The question reads:
Find the positive generator of the smallest ideal in $\mathbf Z$ containing the following ideals:
a. $(4)$ and $(18)$. My answer is $(m)=(4)$.
b. $(6)$ and $(35)$. My answer $(m)=(3)$.
My reasoning for these solutions is that the ideal for the ring of integers is a set closed under addition and multiplication where $A=\{k(m):k\in\mathbf Z\}$ and $A$ is the ideal. Since the positive generator should be the smallest containing I chose $(4)$ for "a" and $(3)$ for "b". I believe there is a word for these numbers ($\gcd$ or $\operatorname{lcm}$?).
Additionally, how would the solution differ if the question had instead asked
"Find a (single) generator of the ideal in $\mathbf Z$ containing the following ideals"?
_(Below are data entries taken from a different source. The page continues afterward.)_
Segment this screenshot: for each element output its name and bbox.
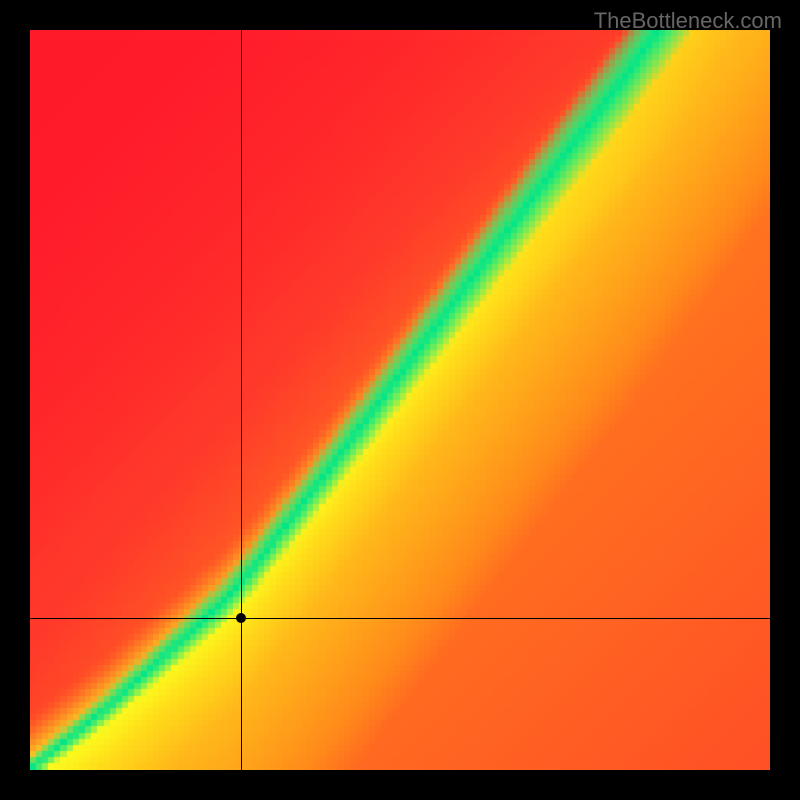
heatmap-canvas (30, 30, 770, 770)
crosshair-vertical (241, 30, 242, 770)
crosshair-horizontal (30, 618, 770, 619)
heatmap-plot (30, 30, 770, 770)
watermark-text: TheBottleneck.com (594, 8, 782, 34)
crosshair-marker-dot (236, 613, 246, 623)
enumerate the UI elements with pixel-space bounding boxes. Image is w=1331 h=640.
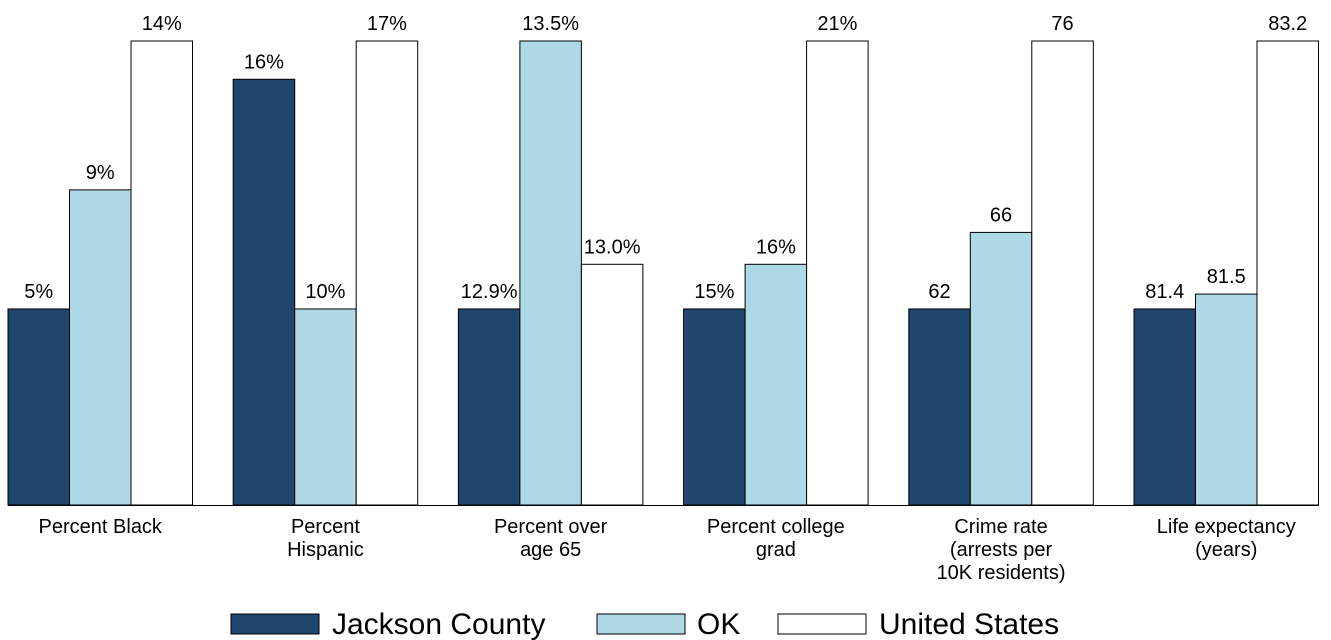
category-label-line: age 65 — [520, 539, 581, 561]
value-labels-layer: 5% 9% 14% 16% 10% 17% 12.9% 13.5% 13.0% 15% 16% 21%… — [24, 13, 1307, 303]
category-label-line: Percent — [291, 516, 360, 538]
bar-jackson-county-0 — [7, 308, 70, 506]
legend-label: United States — [879, 608, 1059, 640]
bar-ok-3 — [744, 263, 808, 506]
value-label: 16% — [756, 236, 796, 258]
value-label: 83.2 — [1268, 13, 1307, 35]
value-label: 15% — [694, 281, 734, 303]
bar-united-states-3 — [806, 40, 869, 506]
category-label-line: (years) — [1195, 539, 1257, 561]
bar-ok-0 — [69, 189, 132, 506]
category-label: Percent Black — [39, 516, 163, 538]
value-label: 66 — [990, 204, 1012, 226]
value-label: 21% — [817, 13, 857, 35]
bar-jackson-county-1 — [232, 78, 296, 506]
value-label: 5% — [24, 281, 53, 303]
legend: Jackson County OK United States — [230, 608, 1059, 640]
category-labels-layer: Percent Black Percent Hispanic Percent over… — [39, 516, 1296, 584]
category-label: Life expectancy (years) — [1157, 516, 1296, 561]
value-label: 14% — [142, 13, 182, 35]
bar-ok-4 — [969, 231, 1033, 506]
bar-ok-5 — [1195, 293, 1258, 506]
category-label-line: (arrests per — [950, 539, 1053, 561]
bar-jackson-county-5 — [1133, 308, 1196, 506]
category-label: Percent over age 65 — [494, 516, 608, 561]
bar-jackson-county-2 — [457, 308, 521, 506]
category-label: Percent Hispanic — [287, 516, 364, 561]
value-label: 16% — [244, 51, 284, 73]
bar-united-states-0 — [130, 40, 193, 506]
value-label: 17% — [367, 13, 407, 35]
value-label: 81.4 — [1145, 281, 1184, 303]
category-label-line: Life expectancy — [1157, 516, 1296, 538]
bar-ok-2 — [519, 40, 582, 506]
value-label: 13.5% — [522, 13, 579, 35]
legend-swatch-united-states — [777, 613, 867, 635]
category-label-line: Hispanic — [287, 539, 364, 561]
value-label: 81.5 — [1207, 266, 1246, 288]
category-label: Percent college grad — [707, 516, 845, 561]
category-label: Crime rate (arrests per 10K residents) — [937, 516, 1066, 584]
value-label: 9% — [86, 162, 115, 184]
value-label: 12.9% — [461, 281, 518, 303]
legend-swatch-jackson-county — [230, 613, 320, 635]
category-label-line: grad — [756, 539, 796, 561]
bar-jackson-county-4 — [908, 308, 971, 506]
bars-layer — [7, 40, 1319, 506]
value-label: 10% — [305, 281, 345, 303]
value-label: 13.0% — [584, 236, 641, 258]
legend-label: Jackson County — [332, 608, 545, 640]
category-label-line: 10K residents) — [937, 562, 1066, 584]
category-label-line: Percent college — [707, 516, 845, 538]
bar-united-states-5 — [1256, 40, 1319, 506]
category-label-line: Crime rate — [954, 516, 1047, 538]
bar-jackson-county-3 — [683, 308, 746, 506]
bar-united-states-1 — [355, 40, 419, 506]
bar-united-states-4 — [1031, 40, 1094, 506]
legend-label: OK — [697, 608, 740, 640]
bar-united-states-2 — [580, 263, 644, 506]
category-label-line: Percent over — [494, 516, 608, 538]
value-label: 76 — [1051, 13, 1073, 35]
legend-swatch-ok — [596, 613, 686, 635]
category-label-line: Percent Black — [39, 516, 163, 538]
value-label: 62 — [928, 281, 950, 303]
bar-ok-1 — [294, 308, 357, 506]
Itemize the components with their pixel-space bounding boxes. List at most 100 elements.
Thank you for your time and guidance!
If $m,n \in \Bbb Z$, then the smallest ideal containing $(m)$ and $(n)$ is the ideal $(\gcd(m,n))$. For (a) this means the ideal $(2)$, while for (b) this means the ideal $(1) = \Bbb Z$ (because $6$ and $35$ are coprime).
Each ideal $(m) \subseteq \Bbb Z$ is generated by any invertible element of $\Bbb Z$ multiplied by $m$. Since the only invertible elements of $\Bbb Z$ are $1$ and $-1$, the ideal $(m)$ is generated by $m$, as well as by $-m$.
In your examples, $(2)$ is generated by $2$, and is also generated by $-2$; clearly the positive generator is $2$. Similarly, the positive generator of $\Bbb Z$ is $1$.
If the question had been modified by dropping the positivity requirement, any of $2$ and $-2$ (and, respectively, $1$ and $-1$) would have been a correct answer.